2012年09月12日(水) |
サッカーW杯予選、日本は難関を突破 |
<W杯アジア最終予選:日本1−0イラク>◇B組◇11日◇埼玉
日本はイラクにホームで辛勝。多くの報道のとおり、イラクはエースのマフムードと攻撃の核ナシャト・アクラムをベンチにおいて、若手中心で先発メンバーを組んできた。この起用は、日本ならば本田と前田をベンチに置くようなもの。一方の日本も、香川がベンチ外(先発は清武)。試合前から、波乱含みとなった。
試合に入ると、イラクは日本のボランチ2選手に攻撃の2選手をマンマークに付け、センターラインから自陣に引くという異様な布陣。イラク側のいろいろな事情によるものなのだろうが、本番2〜3日前に日本にやってきて試合をするというのは相当きついのだろう。まともにやっても勝機はない、というジーコ監督の苦肉の策なのか。
このジーコの策略は、ホーム日本を相当リスペクトしたもの。イラク選手のコンディションを考慮すると、日本の速さ、パスまわしに対して、精神的かつ肉体的に“受ける”という姿勢の表れだ。
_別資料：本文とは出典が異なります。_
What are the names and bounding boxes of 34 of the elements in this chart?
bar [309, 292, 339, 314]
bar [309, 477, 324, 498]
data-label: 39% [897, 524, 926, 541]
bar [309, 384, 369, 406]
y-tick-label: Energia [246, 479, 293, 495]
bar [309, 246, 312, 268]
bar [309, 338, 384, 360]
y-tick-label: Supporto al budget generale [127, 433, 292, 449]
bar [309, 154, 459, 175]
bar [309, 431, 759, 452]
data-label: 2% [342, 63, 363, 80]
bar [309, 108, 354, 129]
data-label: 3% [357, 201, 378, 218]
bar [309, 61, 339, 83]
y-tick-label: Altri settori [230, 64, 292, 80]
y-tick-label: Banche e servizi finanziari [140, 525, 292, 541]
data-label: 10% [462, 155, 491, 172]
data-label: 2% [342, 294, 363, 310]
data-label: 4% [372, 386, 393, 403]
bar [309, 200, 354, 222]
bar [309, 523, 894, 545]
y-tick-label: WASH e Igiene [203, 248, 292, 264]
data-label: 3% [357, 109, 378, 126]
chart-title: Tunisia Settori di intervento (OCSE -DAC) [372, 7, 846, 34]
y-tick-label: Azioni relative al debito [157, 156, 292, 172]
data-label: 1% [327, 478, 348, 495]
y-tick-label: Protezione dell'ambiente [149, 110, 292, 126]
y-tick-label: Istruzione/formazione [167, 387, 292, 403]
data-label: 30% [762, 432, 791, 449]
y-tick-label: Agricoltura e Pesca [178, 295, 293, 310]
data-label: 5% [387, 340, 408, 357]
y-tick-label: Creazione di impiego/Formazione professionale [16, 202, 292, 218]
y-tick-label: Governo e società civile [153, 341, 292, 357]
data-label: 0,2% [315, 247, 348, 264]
自分たちのサッカースタイルを捨てて、相手日本の良さを消そうという判断だ。自壊行為だが、日本が混乱した結果生じるチャンスを生かそうという姿勢だ。自分たちのサッカーを壊す代わりに、日本の良さも出させない、負けなければいい、勝てば儲けもの――くらいの魂胆だったのではないか。
ところが、この奇策が前半、うまく機能した。執拗なマークに遠藤、長谷部が基点になれず、イラクのカウンターを受けてしまう。前半の決定機はイラクに3度あった。このうちの1回を決めていたら、日本は相当あわてたのではないか。イラクには残念な結果だった。
そうこうしているうちに、相手ゴール近くのスローインからの日本のサインプレーがうまくはまり、日本が楽々先制点を奪ってしまう。日本が1−0リードとなれば、ジーコの奇策は意味をなさない。後半はイラクのマンマークの精度が落ち、日本が試合を楽々とコントロールすることができた。ジーコの勝機は、日本が混乱していた前半にこそあった。
アウエー、しかもあまり良くないコンディションで試合に臨んだイラクが1失点で済んだのは、日本の攻撃がミスを繰り返したため。本田が決めていたら、3点以上は取れただろう。課題が残った。
この日、同組の強豪オーストラリアがアウエーでヨルダンに負けたため、来年6月の最終試合アウエーのイラク戦のころには、日本が予選突破を決めている可能性が高くなりそう。そういう意味で、このイラク戦勝利は予選突破の可能性を相当高めた。とにかく結果がすべてのW杯予選、日本は難関を突破したとみてよかろう。